Issa Amro Hebron attack: Israel only acts on IDF violence when caught red-handed

Ray Hanania

Unless Western journalists are willing to travel to the West Bank to cover Israel’s conflict with the Palestinians, they never seem to understand the depravity of its atrocities against civilians. This week, Lawrence Wright, the Pulitzer Prize-winning staff writer for the prestigious New Yorker magazine and the author of several books, witnessed an atrocity that barely gained any coverage in the mainstream news media. Wright was interviewing Palestinian peace activist Issa Amro in Hebron on Monday, when Israeli soldiers surrounded Amro and one choked him, pushed him to the ground and beat him. Another soldier intervened and prevented more violence and greater injury.
Had Wright not been there to witness it – the writer acknowledged in a series of posts on Twitter, including a video of the incident – Amro might not have survived. Wright even went so far as to state that the Israel Defense Forces “misrepresented what led to this. The soldier initiated the encounter, Amro did not curse him only asked to call his commander. Nothing to justify the violent assault that followed.” Amro posted his own statement regarding the IDF assault, saying: “I was detained and beaten violently by an Israeli soldier in Hebron. I was showing the famous American writer Lawrence Wright the Israeli occupation and apartheid in my home town.”

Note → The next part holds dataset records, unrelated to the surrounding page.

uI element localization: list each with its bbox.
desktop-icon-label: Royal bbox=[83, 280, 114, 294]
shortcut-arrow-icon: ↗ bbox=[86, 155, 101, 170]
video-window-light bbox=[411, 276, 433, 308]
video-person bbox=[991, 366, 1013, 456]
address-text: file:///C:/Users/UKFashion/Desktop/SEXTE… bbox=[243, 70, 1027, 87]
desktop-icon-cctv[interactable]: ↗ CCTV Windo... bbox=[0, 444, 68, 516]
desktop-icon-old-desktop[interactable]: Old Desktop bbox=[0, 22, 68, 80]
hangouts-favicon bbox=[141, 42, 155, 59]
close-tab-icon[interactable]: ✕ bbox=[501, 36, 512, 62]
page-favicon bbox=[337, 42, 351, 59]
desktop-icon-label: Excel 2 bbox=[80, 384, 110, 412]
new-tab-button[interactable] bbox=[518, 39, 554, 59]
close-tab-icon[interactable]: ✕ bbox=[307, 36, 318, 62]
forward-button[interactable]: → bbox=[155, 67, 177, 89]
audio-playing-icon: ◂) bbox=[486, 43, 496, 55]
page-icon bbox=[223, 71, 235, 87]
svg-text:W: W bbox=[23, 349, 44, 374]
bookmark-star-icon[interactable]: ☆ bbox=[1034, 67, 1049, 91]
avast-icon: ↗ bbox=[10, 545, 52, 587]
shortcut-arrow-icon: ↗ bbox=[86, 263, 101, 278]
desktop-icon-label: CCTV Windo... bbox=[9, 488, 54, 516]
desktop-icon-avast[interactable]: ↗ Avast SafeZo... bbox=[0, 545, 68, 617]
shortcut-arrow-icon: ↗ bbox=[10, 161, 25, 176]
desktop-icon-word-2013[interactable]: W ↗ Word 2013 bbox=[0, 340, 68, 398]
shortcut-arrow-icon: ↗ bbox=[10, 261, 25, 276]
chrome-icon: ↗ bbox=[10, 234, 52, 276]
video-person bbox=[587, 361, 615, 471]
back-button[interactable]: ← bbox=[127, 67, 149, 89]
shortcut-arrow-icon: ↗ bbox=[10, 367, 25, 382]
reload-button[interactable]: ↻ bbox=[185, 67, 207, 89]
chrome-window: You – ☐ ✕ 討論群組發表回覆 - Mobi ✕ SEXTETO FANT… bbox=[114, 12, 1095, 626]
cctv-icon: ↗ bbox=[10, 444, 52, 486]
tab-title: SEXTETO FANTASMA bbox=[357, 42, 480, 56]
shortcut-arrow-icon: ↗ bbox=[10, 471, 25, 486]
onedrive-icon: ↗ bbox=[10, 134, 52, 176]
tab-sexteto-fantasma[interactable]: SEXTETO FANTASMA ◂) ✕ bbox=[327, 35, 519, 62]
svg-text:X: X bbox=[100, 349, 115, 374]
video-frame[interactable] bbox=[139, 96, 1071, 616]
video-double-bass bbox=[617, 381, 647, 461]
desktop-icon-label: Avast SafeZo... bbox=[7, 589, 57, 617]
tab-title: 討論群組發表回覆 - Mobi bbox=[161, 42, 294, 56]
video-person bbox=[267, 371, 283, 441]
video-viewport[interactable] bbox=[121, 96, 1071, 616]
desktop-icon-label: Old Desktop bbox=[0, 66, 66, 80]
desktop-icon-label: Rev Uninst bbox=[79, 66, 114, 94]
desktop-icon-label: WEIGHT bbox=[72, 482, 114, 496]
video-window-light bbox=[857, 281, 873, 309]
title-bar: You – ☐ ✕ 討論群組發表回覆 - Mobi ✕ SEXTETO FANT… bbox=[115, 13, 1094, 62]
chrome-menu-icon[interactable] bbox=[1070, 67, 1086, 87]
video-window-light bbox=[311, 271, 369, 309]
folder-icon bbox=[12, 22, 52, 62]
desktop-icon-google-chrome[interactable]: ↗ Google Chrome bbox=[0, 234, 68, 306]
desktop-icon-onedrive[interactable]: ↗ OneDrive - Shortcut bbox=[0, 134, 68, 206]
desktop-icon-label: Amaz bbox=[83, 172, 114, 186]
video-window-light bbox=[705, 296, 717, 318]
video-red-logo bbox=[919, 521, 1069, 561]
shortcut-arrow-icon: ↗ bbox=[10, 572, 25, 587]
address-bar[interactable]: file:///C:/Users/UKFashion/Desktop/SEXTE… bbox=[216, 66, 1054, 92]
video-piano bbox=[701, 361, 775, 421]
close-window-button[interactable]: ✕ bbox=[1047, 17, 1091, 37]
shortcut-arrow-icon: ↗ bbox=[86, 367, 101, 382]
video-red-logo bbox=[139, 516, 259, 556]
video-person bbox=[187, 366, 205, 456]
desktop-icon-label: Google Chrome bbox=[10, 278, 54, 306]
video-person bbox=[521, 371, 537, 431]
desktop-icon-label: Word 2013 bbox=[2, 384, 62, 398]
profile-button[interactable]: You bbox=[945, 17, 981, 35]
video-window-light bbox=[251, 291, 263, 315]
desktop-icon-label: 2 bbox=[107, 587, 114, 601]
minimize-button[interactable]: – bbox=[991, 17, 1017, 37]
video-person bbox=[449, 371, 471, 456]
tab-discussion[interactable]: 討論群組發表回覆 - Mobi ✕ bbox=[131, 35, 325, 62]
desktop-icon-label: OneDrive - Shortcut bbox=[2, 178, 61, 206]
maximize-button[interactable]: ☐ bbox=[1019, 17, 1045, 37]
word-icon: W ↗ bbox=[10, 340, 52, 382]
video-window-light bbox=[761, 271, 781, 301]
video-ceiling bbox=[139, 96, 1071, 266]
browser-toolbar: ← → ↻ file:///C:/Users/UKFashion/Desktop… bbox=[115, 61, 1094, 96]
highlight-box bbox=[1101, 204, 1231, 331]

The soldier who attacked the nonviolent Amro was suspended and ordered detained for 10 days – an unusual response that was probably more down to the fact a high-profile journalist witnessed the assault than Israel’s desire to treat all violence the same. The IDF characterized the confrontation in the lamest possible way, saying: “The investigation found that a violent confrontation erupted between a Palestinian and an IDF soldier in Hebron, during which the soldier beat the Palestinian.” The statement did not condemn the soldier and implied that the “violent confrontation” was mutual. The soldiers insisted, but Wright denied, that Amro had been screaming at the guilty soldier, provoking him.
It is Israeli practice to downplay any violence by its soldiers or armed settlers, except when they are caught red-handed and excuses and propaganda are not enough to block criticism. The IDF suggested that Amro provoked the violence, since he was told by the soldier not to proceed any further with his tour of Hebron, which is home to some of the worst of Israel’s settler fanatics. Wright continued on Twitter: “I can’t stop thinking how dehumanizing the occupation is on the young soldiers charged with enforcing it.”
I have been to Hebron, the city where an Israeli-American doctor dressed in Israeli military uniform walked into the Ibrahimi Mosque on Feb. 25, 1994, and shot dead 29 Muslims and wounded 125 others while they prayed. I went to Hebron in 1995 as a part of a fact-finding mission for the Palestinian American Congress to evaluate Israeli violence against civilians. What I found was that the armed settlers were being protected by IDF soldiers and that many of the soldiers sympathized with the settlers who occupied Palestinian homes. Hebron was divided in half so that the Israeli settlers could control the heart of the city and the area around the mosque, allowing Goldstein to enter and massacre the innocent civilians as they prayed. Israeli settlers tried to attack me and it was only because I waved my American passport that they were stopped. But the soldiers took no action against the screaming settler fanatics.
However, there is a new reality for Palestinians and that is that social media has given them a stronger voice than they have ever had before. They can document, using video footage, the Israeli violence and oppressive brutality that fuels counter-reactions from some Palestinians. The difference, of course, is that the Israelis are heavily armed and the Palestinians are not. More Palestinians have been killed than Israelis, yet the Israelis and their sympathizers in the Western news media tend to downplay Israeli atrocities while exaggerating Palestinian violence. Amro is a courageous voice for peace. Many Israelis, along with many more Palestinians, support his peaceful efforts. Seeing him being brutalized by Israeli soldiers invokes images of the violence seen on American streets, where armed police violently respond to protests by African Americans. Yet, in America, the police face serious charges when these confrontations result in excessive violence and even death. In Israel, the violence is tempered by propaganda and a sympathetic international media that is reluctant to criticize the so-called Jewish state out of fear they will be labeled antisemitic.
The assault on Amro might be just one incident, but it clearly speaks volumes to the hundreds of other incidents that do not get this kind of “accidental” coverage. Despite the clear-cut nature of the case, the mainstream Western media barely reported the incident. Israel knows that in order for it to continue to enjoy news media sympathy, it must show that it is acting responsibly. But that only seems to happen when the media is present. Tel Aviv imposes heavy restrictions on media coverage in the West Bank and, from its point of view, the Amro incident shows there is good reason for this.